I took the time to call a lot of the new candidates to personally find out their views on what is best not only for bringing quality jobs to Penticton, but preserving the image, the park lands and making Penticton a better, safer place to live. My personal pick for mayor, hands down, is Julius Bloomfield. After a long conversation questioning his visions and goals for a better Penticton along with his job creation ideas, I knew he was the candidate for the job. My first option is of course to pick someone living in Penticton, but the only way in and out of Naramata is through Penticton, their shopping and business is in Penticton. For what Julius Bloomfield has to offer the future of Penticton, I cannot justify voting for a different candidate with less to offer, just because they sleep in Penticton.
As for councillors of the old administration, the only candidate with respect for its citizens and the quality future of Penticton is Garry Litke. My utmost last pick is Mike Pearce.

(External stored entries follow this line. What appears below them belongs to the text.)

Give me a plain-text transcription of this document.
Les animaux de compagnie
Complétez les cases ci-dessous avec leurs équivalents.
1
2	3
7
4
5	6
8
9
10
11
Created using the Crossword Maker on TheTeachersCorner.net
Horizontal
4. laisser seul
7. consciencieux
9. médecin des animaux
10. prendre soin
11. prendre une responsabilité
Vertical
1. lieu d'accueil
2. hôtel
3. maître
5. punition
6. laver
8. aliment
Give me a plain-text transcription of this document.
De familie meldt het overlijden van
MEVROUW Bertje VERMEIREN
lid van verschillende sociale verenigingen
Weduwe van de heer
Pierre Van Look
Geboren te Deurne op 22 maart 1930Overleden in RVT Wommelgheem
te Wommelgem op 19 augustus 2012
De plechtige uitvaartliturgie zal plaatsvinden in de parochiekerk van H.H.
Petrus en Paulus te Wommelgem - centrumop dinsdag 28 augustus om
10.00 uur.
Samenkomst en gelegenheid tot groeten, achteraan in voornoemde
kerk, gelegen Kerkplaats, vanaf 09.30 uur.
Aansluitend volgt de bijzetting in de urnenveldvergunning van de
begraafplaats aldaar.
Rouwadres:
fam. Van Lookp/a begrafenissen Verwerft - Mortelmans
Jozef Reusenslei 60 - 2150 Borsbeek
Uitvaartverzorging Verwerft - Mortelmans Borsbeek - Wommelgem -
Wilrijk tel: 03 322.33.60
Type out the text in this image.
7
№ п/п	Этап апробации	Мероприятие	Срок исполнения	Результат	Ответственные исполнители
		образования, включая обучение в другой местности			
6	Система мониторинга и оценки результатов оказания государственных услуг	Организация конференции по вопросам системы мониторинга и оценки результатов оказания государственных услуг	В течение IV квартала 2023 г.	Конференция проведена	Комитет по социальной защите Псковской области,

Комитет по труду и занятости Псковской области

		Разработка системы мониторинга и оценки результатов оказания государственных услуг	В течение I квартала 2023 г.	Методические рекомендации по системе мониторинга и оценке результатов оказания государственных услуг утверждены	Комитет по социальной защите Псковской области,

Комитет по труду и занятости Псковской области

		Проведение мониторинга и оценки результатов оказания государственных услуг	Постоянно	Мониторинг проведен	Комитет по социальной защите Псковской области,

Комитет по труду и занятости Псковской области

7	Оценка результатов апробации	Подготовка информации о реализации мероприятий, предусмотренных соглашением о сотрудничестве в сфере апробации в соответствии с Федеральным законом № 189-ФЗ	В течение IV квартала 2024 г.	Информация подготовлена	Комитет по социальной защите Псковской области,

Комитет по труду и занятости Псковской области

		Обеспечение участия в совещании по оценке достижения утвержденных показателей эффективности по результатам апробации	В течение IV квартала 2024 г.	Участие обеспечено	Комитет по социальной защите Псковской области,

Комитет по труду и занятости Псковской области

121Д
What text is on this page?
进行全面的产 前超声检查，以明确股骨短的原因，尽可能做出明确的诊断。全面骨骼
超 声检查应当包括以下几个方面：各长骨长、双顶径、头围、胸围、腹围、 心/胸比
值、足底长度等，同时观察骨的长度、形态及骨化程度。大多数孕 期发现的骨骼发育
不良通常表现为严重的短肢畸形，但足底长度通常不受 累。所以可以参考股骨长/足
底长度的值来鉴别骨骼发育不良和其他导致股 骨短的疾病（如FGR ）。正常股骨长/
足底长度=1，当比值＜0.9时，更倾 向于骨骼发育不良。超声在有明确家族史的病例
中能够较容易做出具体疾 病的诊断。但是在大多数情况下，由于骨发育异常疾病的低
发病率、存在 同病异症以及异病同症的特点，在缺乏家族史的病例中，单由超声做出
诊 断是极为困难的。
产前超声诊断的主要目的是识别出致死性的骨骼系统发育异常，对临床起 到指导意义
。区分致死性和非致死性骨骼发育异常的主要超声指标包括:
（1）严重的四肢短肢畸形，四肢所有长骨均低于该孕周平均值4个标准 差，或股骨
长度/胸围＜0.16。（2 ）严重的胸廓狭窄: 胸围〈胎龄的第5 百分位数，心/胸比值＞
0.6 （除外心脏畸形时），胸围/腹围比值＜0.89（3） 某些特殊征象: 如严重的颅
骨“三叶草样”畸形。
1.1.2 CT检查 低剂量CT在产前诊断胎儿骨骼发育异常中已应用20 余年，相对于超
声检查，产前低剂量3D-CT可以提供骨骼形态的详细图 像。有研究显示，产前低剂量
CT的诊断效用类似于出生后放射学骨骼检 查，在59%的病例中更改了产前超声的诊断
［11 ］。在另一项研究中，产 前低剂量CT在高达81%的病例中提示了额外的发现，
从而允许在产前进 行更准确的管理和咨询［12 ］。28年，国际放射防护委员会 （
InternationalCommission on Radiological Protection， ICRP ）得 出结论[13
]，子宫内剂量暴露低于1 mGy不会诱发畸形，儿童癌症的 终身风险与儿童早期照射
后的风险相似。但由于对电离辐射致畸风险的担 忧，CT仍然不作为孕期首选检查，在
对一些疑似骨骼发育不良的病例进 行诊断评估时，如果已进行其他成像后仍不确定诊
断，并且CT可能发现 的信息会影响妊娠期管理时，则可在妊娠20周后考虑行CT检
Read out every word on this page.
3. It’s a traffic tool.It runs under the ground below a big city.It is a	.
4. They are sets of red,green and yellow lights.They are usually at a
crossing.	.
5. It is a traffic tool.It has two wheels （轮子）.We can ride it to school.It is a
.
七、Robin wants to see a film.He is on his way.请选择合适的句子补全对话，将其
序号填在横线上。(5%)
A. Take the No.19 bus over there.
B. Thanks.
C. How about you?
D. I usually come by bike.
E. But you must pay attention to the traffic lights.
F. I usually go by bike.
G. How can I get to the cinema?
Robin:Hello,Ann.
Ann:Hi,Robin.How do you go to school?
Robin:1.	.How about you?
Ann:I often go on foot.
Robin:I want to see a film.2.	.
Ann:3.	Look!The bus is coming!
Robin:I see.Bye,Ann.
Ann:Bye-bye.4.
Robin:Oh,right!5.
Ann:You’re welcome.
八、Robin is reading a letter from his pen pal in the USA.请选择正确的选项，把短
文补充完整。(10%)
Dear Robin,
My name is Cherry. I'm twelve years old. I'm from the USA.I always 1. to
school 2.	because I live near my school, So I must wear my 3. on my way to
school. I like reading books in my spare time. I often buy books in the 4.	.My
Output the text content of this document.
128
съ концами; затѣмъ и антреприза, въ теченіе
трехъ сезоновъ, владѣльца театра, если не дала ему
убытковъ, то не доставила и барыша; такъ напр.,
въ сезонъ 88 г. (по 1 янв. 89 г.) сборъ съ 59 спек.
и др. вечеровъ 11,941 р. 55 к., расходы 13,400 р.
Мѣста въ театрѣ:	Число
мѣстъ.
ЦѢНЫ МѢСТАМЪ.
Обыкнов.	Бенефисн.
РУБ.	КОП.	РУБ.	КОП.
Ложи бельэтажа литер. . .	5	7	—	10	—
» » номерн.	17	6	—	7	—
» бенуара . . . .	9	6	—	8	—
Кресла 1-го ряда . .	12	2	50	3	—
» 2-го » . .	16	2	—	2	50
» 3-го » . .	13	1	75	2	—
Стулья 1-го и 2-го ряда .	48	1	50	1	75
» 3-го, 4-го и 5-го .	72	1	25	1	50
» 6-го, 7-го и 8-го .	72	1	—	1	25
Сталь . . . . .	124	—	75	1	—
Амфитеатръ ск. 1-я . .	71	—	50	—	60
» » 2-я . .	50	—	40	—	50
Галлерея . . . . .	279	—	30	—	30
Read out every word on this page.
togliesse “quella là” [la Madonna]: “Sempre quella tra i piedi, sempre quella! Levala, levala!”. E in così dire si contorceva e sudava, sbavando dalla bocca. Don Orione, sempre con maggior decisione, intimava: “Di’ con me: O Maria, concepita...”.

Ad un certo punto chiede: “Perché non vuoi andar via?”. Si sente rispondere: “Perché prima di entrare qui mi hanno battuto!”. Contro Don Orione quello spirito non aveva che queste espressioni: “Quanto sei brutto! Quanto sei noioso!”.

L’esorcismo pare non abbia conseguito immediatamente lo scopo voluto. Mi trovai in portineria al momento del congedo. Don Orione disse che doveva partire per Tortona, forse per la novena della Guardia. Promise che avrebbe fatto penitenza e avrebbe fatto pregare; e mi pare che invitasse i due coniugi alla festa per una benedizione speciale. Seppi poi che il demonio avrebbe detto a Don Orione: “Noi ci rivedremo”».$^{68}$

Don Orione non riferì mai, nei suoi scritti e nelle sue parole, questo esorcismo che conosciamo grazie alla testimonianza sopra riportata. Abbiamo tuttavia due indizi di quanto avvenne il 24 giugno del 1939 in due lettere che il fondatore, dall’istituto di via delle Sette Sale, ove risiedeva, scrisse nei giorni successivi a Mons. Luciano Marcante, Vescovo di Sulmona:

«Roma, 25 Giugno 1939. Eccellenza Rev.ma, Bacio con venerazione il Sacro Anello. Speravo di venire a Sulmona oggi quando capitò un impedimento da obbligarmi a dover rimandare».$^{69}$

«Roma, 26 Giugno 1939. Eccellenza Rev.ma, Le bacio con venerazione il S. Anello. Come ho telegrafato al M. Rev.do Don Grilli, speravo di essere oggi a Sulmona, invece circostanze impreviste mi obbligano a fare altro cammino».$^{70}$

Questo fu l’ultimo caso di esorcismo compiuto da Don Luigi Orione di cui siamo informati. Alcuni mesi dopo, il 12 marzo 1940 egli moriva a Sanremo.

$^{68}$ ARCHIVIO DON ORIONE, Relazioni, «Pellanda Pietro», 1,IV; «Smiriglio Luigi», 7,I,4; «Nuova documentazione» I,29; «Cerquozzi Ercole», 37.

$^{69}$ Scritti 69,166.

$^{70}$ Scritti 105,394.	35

With conversations with the new running councillors, my personal picks for those with quality ideals and in the best interest for the future of Penticton are Jeannie Cavallo, Helena Konanz and Frank Conci. Two are from the bedroom community of Kaleden. Call me a hypocrite again, but I will vote for who is the best for Penticton’s future.
This election is probably the most important election Penticton has ever had and needs as many voters as possible to direct our future. Do we head on the developers path like Kelowna, or do we preserve our future as a tourist destination?
My first trip to B.C. was as a teenager in 1977. Kelowna was a fun place, much like Penticton. Now with years of selling out to large developers and jumping at anyone with a chequebook, it is just another big city on the map with gangs, prostitution, rampant drugs and related crimes, heavy traffic and no longer a tourist paradise that it once was. This is the direction Penticton is headed for — is this the future you want for Penticton? A Joni Mitchell phrase is evident: “You don’t know what you’ve got till it’s gone.” That’s where we are headed. Save Penticton’s future by voting. See you at the polls.